Extensive haplotype diversity in a butterfly colour pattern supergene is fuelled by incomplete recombination suppression

Supergenes can evolve when recombination-suppressing mechanisms like inversions promote co-inheritance of alleles at two or more polymorphic loci that affect a complex trait. Theory shows that such genetic architectures can be favoured under balancing selection or local adaptation in the face of gene flow, but they can also bring costs associated with reduced opportunities for recombination. These costs may in turn be offset by rare ‘gene flux’ between inverted and ancestral haplotypes, with a range of possible outcomes. We aimed to shed light on these processes by investigating the BC supergene, which underlies three distinct wing colour morphs in Danaus chrysippus , a butterfly known as the African monarch, African queen and plain tiger. Using whole-genome resequencing data from 174 individuals, we first confirm the effects of BC on wing colour pattern: background coloration is associated with SNPs in the promoter region of yellow , within an inversionted part of the supergene, while forewing tip pattern is most likely associated with a copy-number-variable part of the same supergene.
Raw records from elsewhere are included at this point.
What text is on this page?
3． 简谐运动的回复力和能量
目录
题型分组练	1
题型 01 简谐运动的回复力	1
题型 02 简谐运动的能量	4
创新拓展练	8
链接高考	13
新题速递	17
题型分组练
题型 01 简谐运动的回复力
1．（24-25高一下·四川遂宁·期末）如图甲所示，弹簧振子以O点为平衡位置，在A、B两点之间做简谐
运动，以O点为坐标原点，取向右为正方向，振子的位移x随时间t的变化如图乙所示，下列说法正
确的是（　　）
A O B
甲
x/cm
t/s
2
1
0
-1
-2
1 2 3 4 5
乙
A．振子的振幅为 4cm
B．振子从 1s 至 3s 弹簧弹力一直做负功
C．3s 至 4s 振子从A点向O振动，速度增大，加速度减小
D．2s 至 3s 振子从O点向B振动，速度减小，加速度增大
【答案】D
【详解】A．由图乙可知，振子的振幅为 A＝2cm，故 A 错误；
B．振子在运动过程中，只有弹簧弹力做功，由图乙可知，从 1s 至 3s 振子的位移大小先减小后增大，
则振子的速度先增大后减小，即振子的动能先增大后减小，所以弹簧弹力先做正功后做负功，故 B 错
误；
We then show that haplotype diversity within the supergene is surprisingly extensive: there are at least six divergent haplotype groups that experience suppressed recombination with respect to each other. Despite high divergence between these haplotype groups, we identify an unexpectedly large number of natural recombinant haplotypes. These evidently arose through crossovers between adjacent inversion ‘modules’ as well as through double crossovers within inversions. Furthermore, we show that at least one of the established haplotype groups probably arose through recombination between two pre-existing ones. Moreover, on at least two occasions, double crossovers within an inversion have led to the transfer of alleles for dark colouration in the promoter of yellow onto a different haplotype background. Overall, our findings paint a picture of dynamic evolution of supergene haplotypes, fuelled by incomplete recombination suppression.